代码之家  ›  专栏  ›  技术社区  ›  goks

从hdfs到greenplum的sqoop导出不起作用

  •  1
  • goks  · 技术社区  · 6 年前

    我正在尝试将数据从HDFS位置导出到Greenplum用户定义的模式(而不是默认模式)。

    已尝试sqoop eval检查连接。

    sqoop eval --connect "jdbc:postgresql://sample.com:5432/sampledb" --username sample_user --password xxxx --query "SELECT * FROM sample_db.sample_table LIMIT 3"
    

    结果: 工作正常

    尝试 --schema 选项

    /usr/bin/sqoop export --connect "jdbc:postgresql://sample.com:5432/sampledb" --username sampleuser --password samplepassword --table sample_table --schema sample_schema --export-dir=/sample/gp_export --input-fields-terminated-by ',' --update-mode allowinsert
    

    结果:

    Warning: /usr/hdp/2.3.6.0-3796/accumulo does not exist!

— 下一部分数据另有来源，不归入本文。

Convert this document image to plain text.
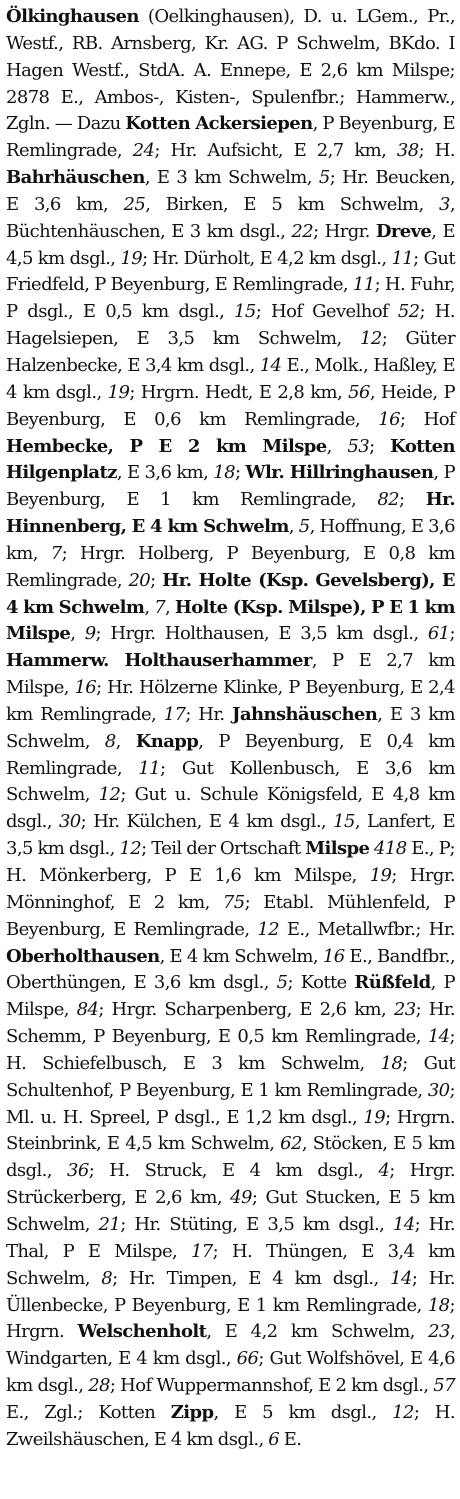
Ölkinghausen (Oelkinghausen), D. u. LGem., Pr., Westf., RB. Arnsberg, Kr. AG. P Schwelm, BKdo. I Hagen Westf., StdA. A. Ennepe, E 2,6 km Milspe; 2878 E., Ambos-, Kisten-, Spulenfbr.; Hammerw., Zgln. — Dazu Kotten Ackersiepen, P Beyenburg, E Remlingrade, 24; Hr. Aufsicht, E 2,7 km, 38; H. Bahrhäuschen, E 3 km Schwelm, 5; Hr. Beucken, E 3,6 km, 25, Birken, E 5 km Schwelm, 3, Büchtenhäuschen, E 3 km dsgl., 22; Hrgr. Dreve, E 4,5 km dsgl., 19; Hr. Dürholt, E 4,2 km dsgl., 11; Gut Friedfeld, P Beyenburg, E Remlingrade, 11; H. Fuhr, P dsgl., E 0,5 km dsgl., 15; Hof Gevelhof 52; H. Hagelsiepen, E 3,5 km Schwelm, 12; Güter Halzenbecke, E 3,4 km dsgl., 14 E., Molk., Haßley, E 4 km dsgl., 19; Hrgrn. Hedt, E 2,8 km, 56, Heide, P Beyenburg, E 0,6 km Remlingrade, 16; Hof Hembecke, P E 2 km Milspe, 53; Kotten Hilgenplatz, E 3,6 km, 18; Wlr. Hillringhausen, P Beyenburg, E 1 km Remlingrade, 82; Hr. Hinnenberg, E 4 km Schwelm, 5, Hoffnung, E 3,6 km, 7; Hrgr. Holberg, P Beyenburg, E 0,8 km Remlingrade, 20; Hr. Holte (Ksp. Gevelsberg), E 4 km Schwelm, 7, Holte (Ksp. Milspe), P E 1 km Milspe, 9; Hrgr. Holthausen, E 3,5 km dsgl., 61; Hammerw. Holthauserhammer, P E 2,7 km Milspe, 16; Hr. Hölzerne Klinke, P Beyenburg, E 2,4 km Remlingrade, 17; Hr. Jahnshäuschen, E 3 km Schwelm, 8, Knapp, P Beyenburg, E 0,4 km Remlingrade, 11; Gut Kollenbusch, E 3,6 km Schwelm, 12; Gut u. Schule Königsfeld, E 4,8 km dsgl., 30; Hr. Külchen, E 4 km dsgl., 15, Lanfert, E 3,5 km dsgl., 12; Teil der Ortschaft Milspe 418 E., P; H. Mönkerberg, P E 1,6 km Milspe, 19; Hrgr. Mönninghof, E 2 km, 75; Etabl. Mühlenfeld, P Beyenburg, E Remlingrade, 12 E., Metallwfbr.; Hr. Oberholthausen, E 4 km Schwelm, 16 E., Bandfbr., Oberthüngen, E 3,6 km dsgl., 5; Kotte Rüßfeld, P Milspe, 84; Hrgr. Scharpenberg, E 2,6 km, 23; Hr. Schemm, P Beyenburg, E 0,5 km Remlingrade, 14; H. Schiefelbusch, E 3 km Schwelm, 18; Gut Schultenhof, P Beyenburg, E 1 km Remlingrade, 30; Ml. u. H. Spreel, P dsgl., E 1,2 km dsgl., 19; Hrgrn. Steinbrink, E 4,5 km Schwelm, 62, Stöcken, E 5 km dsgl., 36; H. Struck, E 4 km dsgl., 4; Hrgr. Strückerberg, E 2,6 km, 49; Gut Stucken, E 5 km Schwelm, 21; Hr. Stüting, E 3,5 km dsgl., 14; Hr. Thal, P E Milspe, 17; H. Thüngen, E 3,4 km Schwelm, 8; Hr. Timpen, E 4 km dsgl., 14; Hr. Üllenbecke, P Beyenburg, E 1 km Remlingrade, 18; Hrgrn. Welschenholt, E 4,2 km Schwelm, 23, Windgarten, E 4 km dsgl., 66; Gut Wolfshövel, E 4,6 km dsgl., 28; Hof Wuppermannshof, E 2 km dsgl., 57 E., Zgl.; Kotten Zipp, E 5 km dsgl., 12; H. Zweilshäuschen, E 4 km dsgl., 6 E.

Accumulo imports will fail.
    Please set $ACCUMULO_HOME to the root of your Accumulo installation.
    18/06/25 11:09:41 INFO sqoop.Sqoop: Running Sqoop version: 1.4.6.2.3.6.0-3796
    18/06/25 11:09:41 WARN tool.BaseSqoopTool: Setting your password on the command-line is insecure. Consider using -P instead.
    18/06/25 11:09:41 ERROR tool.BaseSqoopTool: Error parsing arguments for export:
    18/06/25 11:09:41 ERROR tool.BaseSqoopTool: Unrecognized argument: --schema
    18/06/25 11:09:41 ERROR tool.BaseSqoopTool: Unrecognized argument: sample_schema
    18/06/25 11:09:41 ERROR tool.BaseSqoopTool: Unrecognized argument: --export-dir=/sample/gp_export
    18/06/25 11:09:41 ERROR tool.BaseSqoopTool: Unrecognized argument: --input-fields-terminated-by
    18/06/25 11:09:41 ERROR tool.BaseSqoopTool: Unrecognized argument: ,
    18/06/25 11:09:41 ERROR tool.BaseSqoopTool: Unrecognized argument: --update-mode
    18/06/25 11:09:41 ERROR tool.BaseSqoopTool: Unrecognized argument: allowinsert
    

    额外添加的 '--' 之前 '--schema' 基于sqoop文档 https://sqoop.apache.org/docs/1.4.3/SqoopUserGuide.html

     /usr/bin/sqoop export --connect "jdbc:postgresql://sample.com:5432/sampledb" --username sampleuser --password samplepassword --table sample_table -- --schema sample_schema --export-dir=/sample/gp_export --input-fields-terminated-by ',' --update-mode allowinsert
    

    结果:

    Warning: /usr/hdp/2.3.6.0-3796/accumulo does not exist! Accumulo imports will fail.
    Please set $ACCUMULO_HOME to the root of your Accumulo installation.
    18/06/25 11:06:26 INFO sqoop.Sqoop: Running Sqoop version: 1.4.6.2.3.6.0-3796
    18/06/25 11:06:26 WARN tool.BaseSqoopTool: Setting your password on the command-line is insecure. Consider using -P instead.
    Export requires an --export-dir argument or --hcatalog-table argument.
    Try --help for usage instructions.
    

    有人能指导我吗?谢谢

    2 回复  |  直到 6 年前
        1
  •  1
  •   goks    6 年前

    感谢@cricket_007的澄清。

    --schema 参数应该是sqoop命令中的最后一个。所以下面的代码是有效的。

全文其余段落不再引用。